|Computing Simple Correspondence Analysis|
Computing Simple Correspondence Analysis
In this section we briefly describe how to compute simple correspondence analysis using CAR (i.e., as a stand-alone application), and car.m (i.e., as a Matlab script). First we present a simple dataset (that can be downloaded from the free-download area of our web site). Then we explain how to load data from files. Finally, we explain how to compute simple correspondence analysis.

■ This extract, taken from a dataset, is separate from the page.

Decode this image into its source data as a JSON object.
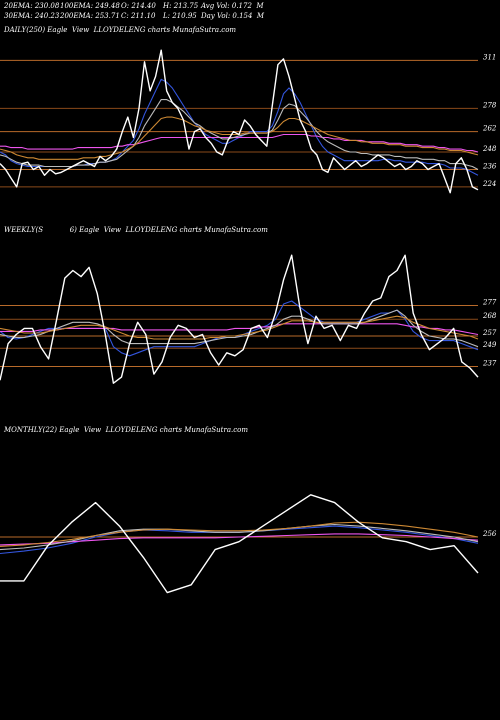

Dataset analysed in this tutorial
This example consists of artificial data on the smoking habits of different types of workers in a company (Greenacre 1984, p. 55). Smoking habits were None, Light, Medium, and Heavy; while the types of workers were Senior Managers, Junior Managers, Senior Employees, Junior Employees, and Secretaries.CAR can read data from text files and from Matlab files (i.e., the typical .mat data files). To replicate our analysis, you should download the file smoke_x.dat. This is a text file that contains two columns of data. The first column is for the variable type of workers, and the second for the variable smoking habit. Figure 1 shows an extract of the information contained in the file.
Figure 1. Short extract of data contained in file smoke_x.dat
1 1 1 1 1 1 1 1 1 2 1 2 1 3 1 3 etc
As can be observed in the figure, numerical values must be used to code the information for each individual. The data must also be separated using a white space. In this file, the information is raw data (i.e., individuals’ scores on each variable).
Figure 2. Labels contained in file smoke_labels_for_rows.txt
Senior-Managers Junior-Managers Senior-Employees Junior-Employees Secretaries
Each label must be a single word, and separations are not allowed. Please note that Matlab users can use more complex labels with more complex Matlab variables (see for example, http://es.mathworks.com/help/matlab/ref/strings.html).The text file smoke_labels_for_columns.txt contains the labels for the second variable (see figure 3).
Figure 3. Labels contained in file smoke_labels_for_columns.txt
None Light Medium Heavy
Again, each label must be a single word, and separations are not allowed.
To load data from files
Data can be loaded from text files, but also from Matlab data files. The next video shows how to load the three text files presented in the section above.
As you can see in the video, the information in each data file is loaded as a variable that must be given a particular name. The name of each variable should be short, comprehensible, and have no special characters (like the addition symbol ‘+’). Once all the variables have been loaded, we advise you to save the information in a Matlab data file: this data file can be loaded in the future if the data need to be reanalysed. The last steps in the video show you how to save data in this way, and how to load it.Matlab users can load any Matlab file (*.mat), the all the variables in the file will be available in CAR.
How to compute simple correspondence analysis
The next video shows how to compute simple correspondence analysis.
We are analysing raw data stored in X. As X is a matrix with two columns (one column for each variable), we must indicate which column of X is to be placed in the rows of the contingency table, and which column of X is to be placed in the columns. This is the first step in the video. You can use the button Show it to check that you have correctly selected the variables.The next step is to select the labels for the rows and the columns of the contingency table. Again, you can use the button “Show it” to check that you have correctly selected the labels. CAR will refuse to analyse the data if the number of labels are not consistent with the number of rows and columns of the contingency table. If you do not provide labels, CAR will simply use the numerical values. Figure 4 shows the contingency table for the smoking example.
Figure 4. Contingence table related to smoke example
The 5 x 4 crosstabulation table Labels None Light Medium Heavy Senior-Managers 4 2 3 2 Junior-Managers 4 3 7 4 Senior-Employees 25 10 12 4 Junior-Employees 18 24 33 13 Secretaries 10 6 7 2
The next step in the analysis is to define (if necessary) the rows or the columns in the contingency matrix that are to be considered as supplementary points in the analysis. For illustrative purposes, we decided to consider senior managers as supplementary points. As this value is the first row of the contingency table, we entered value 1 into the window Rows in the Supplementary rows and columns section. More than one row or column can be indicated just by typing the corresponding number of rows or columns separated with a coma.
Figure 5. CAR configured to analyse smoke data.
Once the analysis has finished, you will find the file output.txt in your working folder as a text file. In addition, the output file is shown using the Windows application Notepad.